Miró a Alma y acarició su mano con dolor. Un sonido amargó salió de su garganta mientras me miraba roto.
- Las perdieron de vista. Yo, me separé de ellos y las busqué por mi cuenta. Me metí en el callejón y oí un ayuda suave, después, un grito aterrado. Anduve angustiado y la encontré aterrada en una esquina, tirada como un puto perro junto a gatos que la protegían. Nunca vi a Alma tan mal. Salí, salí corriendo y avisé de que la había encontrado. Mi padre se giró y corrió hacia mí, yo, sostenía a mi hermana en mis espaldas. Tenía cortes en los pies y no podía andar. La dejé en el suelo con cuidado y ella se refugió en mí cuando vio a todos. Me dolió lo que mi madre le hizo.
- No fue tu culpa Ronan – susurré. Él pareció ignorarme.
Esa familia no estaba bien. Porque ellos no tenían culpa de tener un monstruo en su casa.
- De camino a casa, en el coche, me odié por no haber estado más atento a ella, por no haberme dado cuenta de que mi madre iba a llevársela.
- No fue tu culpa…– murmuré.
- Lo sé Dumán, pero yo me juré proteger a Alma del monstruo que era mi madre. Ella no conoció la época en la que mi madre llegaba borracha y comenzaba a gritarle a mi padre. Ella no conoció cuando mi madre llegaba y gritaba a mi padre y yo me metía en la pelea para decirle todo lo malo que tenía. ¿Sabes cuál era la frase favorita de mi madre? – negué – Si yo te di la vida, yo puedo quitártela. Eso repetía mientras me clavaba las uñas de hija de puta que tenía.
- ¿Y tu padre?
- Mi padre amaba demasiado a aquel monstruo como para sacarla de casa. Para él, mi madre era su todo. Aunque lo tratara mal. Ya que ella fue la que se fijó en él.

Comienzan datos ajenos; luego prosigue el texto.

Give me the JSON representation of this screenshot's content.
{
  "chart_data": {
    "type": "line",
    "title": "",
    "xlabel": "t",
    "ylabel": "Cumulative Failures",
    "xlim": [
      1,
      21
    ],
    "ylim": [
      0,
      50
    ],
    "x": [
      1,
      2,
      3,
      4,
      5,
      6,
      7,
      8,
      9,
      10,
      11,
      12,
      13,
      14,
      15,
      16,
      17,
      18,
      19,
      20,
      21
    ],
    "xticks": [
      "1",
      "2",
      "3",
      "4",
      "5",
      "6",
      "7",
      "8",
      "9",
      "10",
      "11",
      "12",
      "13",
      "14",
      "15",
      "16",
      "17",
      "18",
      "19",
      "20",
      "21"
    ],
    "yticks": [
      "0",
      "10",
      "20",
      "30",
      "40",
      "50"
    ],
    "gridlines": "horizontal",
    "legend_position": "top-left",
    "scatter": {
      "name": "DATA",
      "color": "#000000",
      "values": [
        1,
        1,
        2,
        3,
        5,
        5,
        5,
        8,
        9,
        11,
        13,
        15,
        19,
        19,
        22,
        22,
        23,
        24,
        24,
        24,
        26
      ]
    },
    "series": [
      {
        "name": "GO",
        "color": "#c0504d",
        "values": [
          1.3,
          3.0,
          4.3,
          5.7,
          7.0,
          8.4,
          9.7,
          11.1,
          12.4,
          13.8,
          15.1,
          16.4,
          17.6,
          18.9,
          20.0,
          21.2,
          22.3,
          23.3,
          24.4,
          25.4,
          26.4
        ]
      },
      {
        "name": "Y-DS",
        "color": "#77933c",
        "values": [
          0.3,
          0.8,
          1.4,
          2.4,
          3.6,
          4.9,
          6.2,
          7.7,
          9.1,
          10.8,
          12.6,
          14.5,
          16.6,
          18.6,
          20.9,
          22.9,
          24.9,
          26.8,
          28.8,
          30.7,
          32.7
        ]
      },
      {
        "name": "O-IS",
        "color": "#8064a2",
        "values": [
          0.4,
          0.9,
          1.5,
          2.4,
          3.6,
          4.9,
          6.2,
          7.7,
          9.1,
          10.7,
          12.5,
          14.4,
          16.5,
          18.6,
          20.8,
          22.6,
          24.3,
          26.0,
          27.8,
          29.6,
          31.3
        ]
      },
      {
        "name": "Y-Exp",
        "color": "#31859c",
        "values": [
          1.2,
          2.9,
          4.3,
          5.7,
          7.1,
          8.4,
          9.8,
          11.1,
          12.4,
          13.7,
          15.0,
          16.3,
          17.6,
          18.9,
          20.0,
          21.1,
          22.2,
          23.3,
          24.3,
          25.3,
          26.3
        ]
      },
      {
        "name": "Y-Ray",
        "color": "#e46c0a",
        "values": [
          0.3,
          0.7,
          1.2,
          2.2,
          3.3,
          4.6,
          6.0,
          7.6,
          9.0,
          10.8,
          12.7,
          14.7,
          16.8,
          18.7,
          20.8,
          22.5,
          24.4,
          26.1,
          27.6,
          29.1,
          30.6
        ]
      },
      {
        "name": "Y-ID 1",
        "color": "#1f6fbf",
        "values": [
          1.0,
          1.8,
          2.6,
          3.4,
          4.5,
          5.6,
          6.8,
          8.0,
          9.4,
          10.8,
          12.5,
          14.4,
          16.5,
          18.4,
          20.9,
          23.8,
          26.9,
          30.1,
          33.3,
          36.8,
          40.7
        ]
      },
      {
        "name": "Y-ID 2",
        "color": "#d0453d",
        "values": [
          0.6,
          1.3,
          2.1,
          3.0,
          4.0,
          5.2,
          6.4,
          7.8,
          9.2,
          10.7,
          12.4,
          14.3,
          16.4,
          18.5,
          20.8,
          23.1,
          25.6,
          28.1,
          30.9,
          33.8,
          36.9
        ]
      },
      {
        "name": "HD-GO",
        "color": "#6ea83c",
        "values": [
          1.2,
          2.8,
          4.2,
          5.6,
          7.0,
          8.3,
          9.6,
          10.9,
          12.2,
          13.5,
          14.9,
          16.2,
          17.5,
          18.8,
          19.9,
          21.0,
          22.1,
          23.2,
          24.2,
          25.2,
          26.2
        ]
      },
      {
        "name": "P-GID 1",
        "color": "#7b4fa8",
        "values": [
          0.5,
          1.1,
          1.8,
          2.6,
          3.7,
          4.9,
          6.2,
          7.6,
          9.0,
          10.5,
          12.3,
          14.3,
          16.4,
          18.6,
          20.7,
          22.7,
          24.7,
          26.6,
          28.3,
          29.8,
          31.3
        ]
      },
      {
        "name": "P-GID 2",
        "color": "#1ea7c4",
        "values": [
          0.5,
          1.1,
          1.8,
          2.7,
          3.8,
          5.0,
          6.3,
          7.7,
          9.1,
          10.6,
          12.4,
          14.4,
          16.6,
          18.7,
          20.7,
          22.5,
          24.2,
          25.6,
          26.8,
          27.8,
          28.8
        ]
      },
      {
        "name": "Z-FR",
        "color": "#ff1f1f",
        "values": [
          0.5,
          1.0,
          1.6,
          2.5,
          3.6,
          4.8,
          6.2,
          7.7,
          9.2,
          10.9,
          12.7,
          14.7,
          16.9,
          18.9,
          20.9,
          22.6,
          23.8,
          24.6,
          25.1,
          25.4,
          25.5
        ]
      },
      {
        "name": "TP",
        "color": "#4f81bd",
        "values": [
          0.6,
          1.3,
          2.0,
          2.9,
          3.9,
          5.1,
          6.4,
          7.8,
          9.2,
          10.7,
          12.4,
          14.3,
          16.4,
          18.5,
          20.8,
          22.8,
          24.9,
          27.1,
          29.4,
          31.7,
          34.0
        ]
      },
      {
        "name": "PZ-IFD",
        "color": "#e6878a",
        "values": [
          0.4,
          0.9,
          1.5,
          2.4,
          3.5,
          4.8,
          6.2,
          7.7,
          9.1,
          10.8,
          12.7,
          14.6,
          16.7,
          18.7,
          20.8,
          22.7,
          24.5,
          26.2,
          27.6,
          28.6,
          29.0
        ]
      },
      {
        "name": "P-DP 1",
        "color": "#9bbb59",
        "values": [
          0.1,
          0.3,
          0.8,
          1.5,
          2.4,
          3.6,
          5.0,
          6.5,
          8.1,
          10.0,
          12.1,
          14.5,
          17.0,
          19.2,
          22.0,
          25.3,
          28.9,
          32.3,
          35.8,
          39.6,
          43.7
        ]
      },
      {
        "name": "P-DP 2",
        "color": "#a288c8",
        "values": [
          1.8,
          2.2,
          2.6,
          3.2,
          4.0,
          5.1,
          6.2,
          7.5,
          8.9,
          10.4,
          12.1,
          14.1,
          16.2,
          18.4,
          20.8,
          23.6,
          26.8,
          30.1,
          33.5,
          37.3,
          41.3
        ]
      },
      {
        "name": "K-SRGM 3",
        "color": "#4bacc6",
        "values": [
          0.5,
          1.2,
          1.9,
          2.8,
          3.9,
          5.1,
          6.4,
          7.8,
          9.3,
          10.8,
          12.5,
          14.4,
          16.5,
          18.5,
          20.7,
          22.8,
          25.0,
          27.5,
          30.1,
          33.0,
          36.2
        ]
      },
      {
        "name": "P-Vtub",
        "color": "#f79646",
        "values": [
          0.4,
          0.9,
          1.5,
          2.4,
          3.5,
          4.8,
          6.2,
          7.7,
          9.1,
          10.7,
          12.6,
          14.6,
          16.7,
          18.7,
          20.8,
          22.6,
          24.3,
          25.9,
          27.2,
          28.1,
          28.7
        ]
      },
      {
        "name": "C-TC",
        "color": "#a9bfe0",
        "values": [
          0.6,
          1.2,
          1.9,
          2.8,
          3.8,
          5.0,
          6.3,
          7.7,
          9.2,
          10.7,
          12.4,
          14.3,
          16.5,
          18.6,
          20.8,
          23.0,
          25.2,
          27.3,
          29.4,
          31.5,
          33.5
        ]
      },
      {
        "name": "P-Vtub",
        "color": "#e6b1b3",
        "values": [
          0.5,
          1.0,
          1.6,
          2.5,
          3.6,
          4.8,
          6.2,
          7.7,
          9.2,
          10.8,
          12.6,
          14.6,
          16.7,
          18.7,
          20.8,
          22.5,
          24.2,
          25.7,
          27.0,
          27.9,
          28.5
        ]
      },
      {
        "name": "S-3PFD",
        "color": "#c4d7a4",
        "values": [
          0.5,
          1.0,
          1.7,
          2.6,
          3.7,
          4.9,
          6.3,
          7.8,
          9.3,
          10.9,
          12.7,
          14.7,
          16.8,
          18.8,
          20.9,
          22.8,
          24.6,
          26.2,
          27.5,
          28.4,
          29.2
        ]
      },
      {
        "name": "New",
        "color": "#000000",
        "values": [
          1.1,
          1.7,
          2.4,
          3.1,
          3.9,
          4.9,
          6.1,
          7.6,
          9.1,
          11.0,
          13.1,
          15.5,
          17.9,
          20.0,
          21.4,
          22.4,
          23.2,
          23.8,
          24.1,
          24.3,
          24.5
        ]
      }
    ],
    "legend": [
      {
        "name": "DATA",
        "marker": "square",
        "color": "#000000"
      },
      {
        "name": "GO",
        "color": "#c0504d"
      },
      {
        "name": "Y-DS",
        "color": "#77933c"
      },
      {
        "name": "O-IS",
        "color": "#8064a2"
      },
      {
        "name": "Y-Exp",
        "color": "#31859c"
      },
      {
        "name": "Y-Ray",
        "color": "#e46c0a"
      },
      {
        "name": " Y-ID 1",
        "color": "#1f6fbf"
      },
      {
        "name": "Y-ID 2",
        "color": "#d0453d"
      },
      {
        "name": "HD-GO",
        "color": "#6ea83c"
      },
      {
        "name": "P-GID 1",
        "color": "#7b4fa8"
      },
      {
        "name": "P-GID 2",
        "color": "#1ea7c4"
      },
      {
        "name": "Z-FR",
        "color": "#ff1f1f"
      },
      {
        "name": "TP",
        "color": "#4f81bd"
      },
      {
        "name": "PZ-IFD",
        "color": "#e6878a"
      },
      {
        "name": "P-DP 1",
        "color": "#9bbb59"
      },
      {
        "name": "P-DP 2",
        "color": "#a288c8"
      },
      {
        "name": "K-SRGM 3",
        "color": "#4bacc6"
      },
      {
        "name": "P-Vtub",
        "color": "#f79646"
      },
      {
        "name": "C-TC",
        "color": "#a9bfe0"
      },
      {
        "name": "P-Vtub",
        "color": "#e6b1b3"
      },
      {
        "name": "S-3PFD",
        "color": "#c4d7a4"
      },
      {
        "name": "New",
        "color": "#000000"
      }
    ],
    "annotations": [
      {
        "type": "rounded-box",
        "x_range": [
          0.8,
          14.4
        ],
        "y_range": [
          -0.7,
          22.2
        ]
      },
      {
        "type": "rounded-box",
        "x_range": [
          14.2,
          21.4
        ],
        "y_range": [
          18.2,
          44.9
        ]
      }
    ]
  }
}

No sabía que decir, Román se veía serio y respetado. Aunque en aquellos momentos, solo podía pensar en que era un niño roto. Quizá todos estábamos rotos y lo ocultábamos.
Quizá en este mundo no había nadie lo suficientemente roto ni lo suficientemente arreglado.
- A veces envidio las familias unidas, como la tuya. Yo nací entre algodones, Alma también. Pero no por nacer entre algodones fuimos criados como si estuviésemos entre ellos. Fuimos criado como esclavos y con restricciones impuestas por mi madre. Ella sabía que Alma adoraba hablar durante el almuerzo, sabía que durante esa hora ella disfrutaba contado todo de su vida, porque mi padre la escuchaba. Pues mi madre impuso la regla de durante el almuerzo, no hablar nada. Ella sabía que yo adoraba practicar deporte en el jardín, pues ella colocó ahí sus flores para impedírmelo. Ella sabía que mi padre la amaba. Por eso cuando ella le levantaba la voz y amenazaba con dejarlo mi padre se volvía un sumiso.
- Yo no nací entre algodones.
- Pero fuiste criado como si lo estuvieses.
- Porque tuve suerte.
- No Dumán. Yo soy el afortunado aquí – se señaló con una sonrisa –. Yo tengo la suerte te tener a Alma como mi hermana. Porque esa es mi única fortuna. Cuando estaba curando a Alma, cuando llegamos a casa – aclaró –, ella tenía miedo de que quedara una cicatriz en su pie y yo, me corté el pie para que no se sintiese mal. Le dije que seríamos hermanos de cicatriz, que habíamos peleado contra el monstruo de los miedos. Esa noche dormí a su lado, y la siguiente, y la otra y así hasta que me metieron en la cárcel por dispararle al hijo de puta de su ex novio que quiso matarla. Nunca sentí que perdía algo hasta que la vi marcharse llorando en las puertas del juzgado cuando nos sentenciaron. No volví a verla hasta este año, hace poco que ella decidió ir.